Erdbebenkatastrophe - Antakya
Mitglieder eines britischen Rettungsteams suchen im türkischen Antakya nach Überlebenden.

Vier Tage nach dem verheerenden Erdbeben im türkisch-syrischen Grenzgebiet entdecken Helfer noch immer Überlebende unter eingestürzten Häusern.

Trotz der eisigen Kälte in der Katastrophenregion hörten die Einsatzteams immer wieder die Laute Verschütteter, die verzweifelt auf Hilfe warteten, berichtete eine Reporterin des staatlichen Fernsehsenders TRT World am Morgen. «Wir machen weiter, bis wir sicher sind, dass es keine Überlebenden mehr gibt», zitierte sie einen Sprecher der Einsatzkräfte.

Und tatsächlich berichten türkischen Medien immer noch von «unglaublichen Überlebensgeschichten»: So wurde in der Provinz Kahramanmaras laut der Nachrichtenagentur Anadolu nach 89 Stunden die fünfjährige Mina lebend aus dem Schutt geborgen. In der Provinz Hatay schaffte es die zweijährige Fatima nach 88 Stunden unter Trümmern mithilfe ihrer Retter ins Freie. In Gaziantep fanden Helfer den 17-jährigen Adnan nach 94 Stunden lebend. Er sagte anschließend, er habe seinen Urin getrunken, um nicht zu verdursten.

Die Hoffnung schwindet

Nach so langer Zeit noch lebende Verschüttete zu bergen, gleicht aber nahezu einem Wunder. Nur in seltenen Fällen überlebt ein Mensch mehr als drei Tage ohne Wasser, zumal bei eisigen Temperaturen.

Die Zahl der Toten in beiden Ländern steigt daher rasant weiter, bis zum frühen Freitagmorgen auf insgesamt 21.000 Opfer. Nach Angaben von Vizepräsident Fuat Oktay sind in der Türkei inzwischen 17.664 Tote zu beklagen. Die Zahl der Verletzten lag bei 72.879. In Syrien wurden bislang mehr als 3300 Tote gefunden. «Es gibt hier keine Familie, die nicht betroffen ist», sagte ein Mann, der in Kahramanmaras dabei half, Gräber auszuheben.

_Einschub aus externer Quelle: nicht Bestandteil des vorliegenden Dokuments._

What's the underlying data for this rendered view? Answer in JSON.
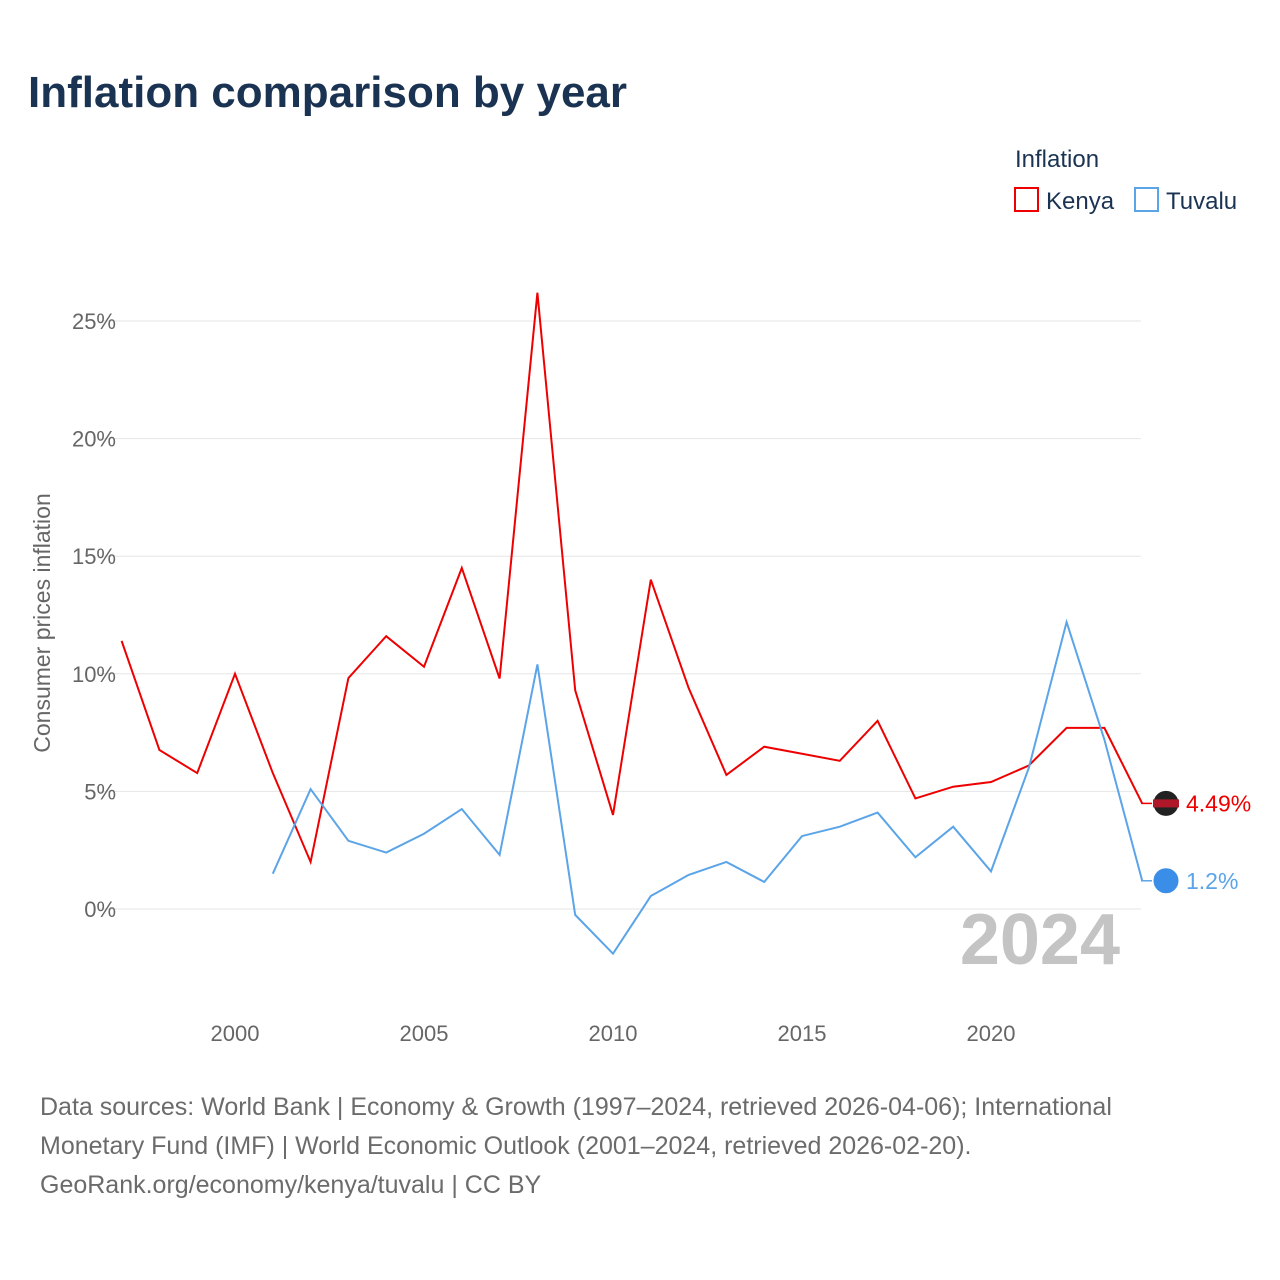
{
  "title": "Inflation comparison by year",
  "chart_data": {
    "type": "line",
    "title": "Inflation comparison by year",
    "xlabel": "",
    "ylabel": "Consumer prices inflation",
    "legend_title": "Inflation",
    "legend_position": "top-right",
    "ylim": [
      -3.5,
      26.5
    ],
    "xlim": [
      1997,
      2024
    ],
    "yticks": [
      0,
      5,
      10,
      15,
      20,
      25
    ],
    "ytick_labels": [
      "0%",
      "5%",
      "10%",
      "15%",
      "20%",
      "25%"
    ],
    "xticks": [
      2000,
      2005,
      2010,
      2015,
      2020
    ],
    "xtick_labels": [
      "2000",
      "2005",
      "2010",
      "2015",
      "2020"
    ],
    "year_label": "2024",
    "series": [
      {
        "name": "Kenya",
        "color": "#ee0000",
        "end_label": "4.49%",
        "x": [
          1997,
          1998,
          1999,
          2000,
          2001,
          2002,
          2003,
          2004,
          2005,
          2006,
          2007,
          2008,
          2009,
          2010,
          2011,
          2012,
          2013,
          2014,
          2015,
          2016,
          2017,
          2018,
          2019,
          2020,
          2021,
          2022,
          2023,
          2024
        ],
        "values": [
          11.4,
          6.76,
          5.78,
          10.0,
          5.78,
          2.0,
          9.82,
          11.6,
          10.3,
          14.5,
          9.8,
          26.2,
          9.3,
          4.0,
          14.0,
          9.4,
          5.7,
          6.9,
          6.6,
          6.3,
          8.0,
          4.7,
          5.2,
          5.4,
          6.1,
          7.7,
          7.7,
          4.49
        ]
      },
      {
        "name": "Tuvalu",
        "color": "#5ba4e8",
        "end_label": "1.2%",
        "x": [
          2001,
          2002,
          2003,
          2004,
          2005,
          2006,
          2007,
          2008,
          2009,
          2010,
          2011,
          2012,
          2013,
          2014,
          2015,
          2016,
          2017,
          2018,
          2019,
          2020,
          2021,
          2022,
          2023,
          2024
        ],
        "values": [
          1.5,
          5.1,
          2.9,
          2.4,
          3.2,
          4.25,
          2.3,
          10.4,
          -0.25,
          -1.9,
          0.55,
          1.45,
          2.0,
          1.15,
          3.1,
          3.5,
          4.1,
          2.2,
          3.5,
          1.6,
          6.0,
          12.2,
          7.2,
          1.2
        ]
      }
    ]
  },
  "source": {
    "line1": "Data sources: World Bank | Economy & Growth (1997–2024, retrieved 2026-04-06); International",
    "line2": "Monetary Fund (IMF) | World Economic Outlook (2001–2024, retrieved 2026-02-20).",
    "line3": "GeoRank.org/economy/kenya/tuvalu | CC BY"
  }
}
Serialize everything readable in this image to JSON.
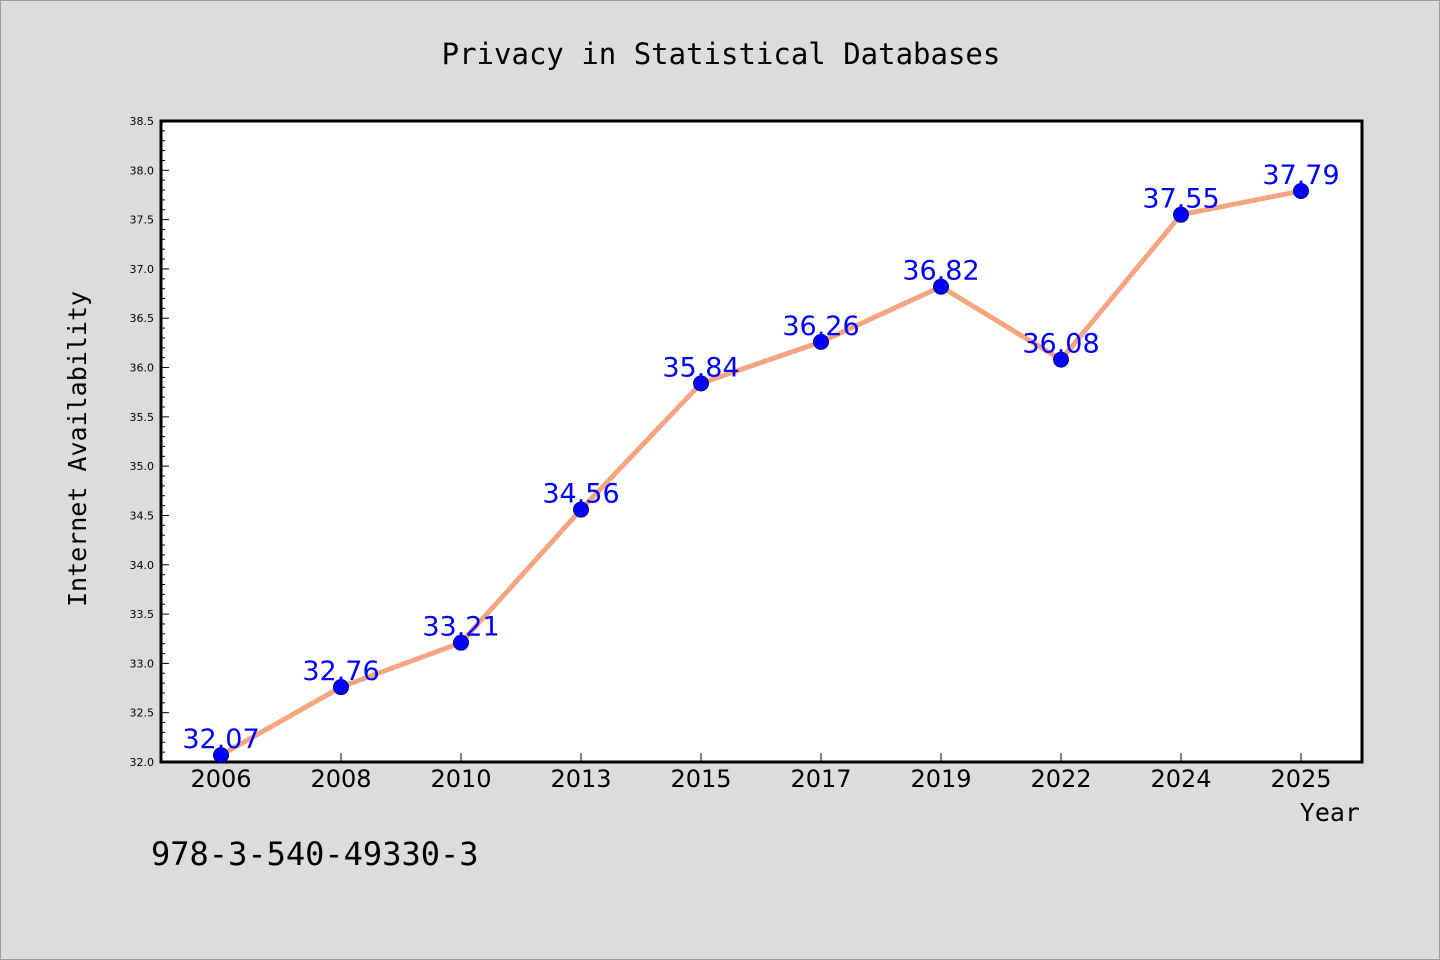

Oktay dankte allen Helfern. 75 Länder weltweit hätten Teams entsandt, sagte der Vizepräsident. Mehr als 8000 Verschüttete wurden bislang gerettet. Experten befürchten aber, dass noch Zehntausende Erdbebenopfer unter den eingestürzten Gebäuden liegen könnten.

Flaggen auf halbmast

Am frühen Montagmorgen hatte ein Beben der Stärke 7,7 das Grenzgebiet erschüttert. Montagmittag folgte dann ein weiteres Beben der Stärke 7,6 in der Region. Wegen der Katastrophe sollen die Flaggen an den obersten Bundesbehörden in Berlin und Bonn heute auf halbmast hängen. Bundesinnenministerin Nancy Faeser (SPD) ordnete die Trauerbeflaggung an.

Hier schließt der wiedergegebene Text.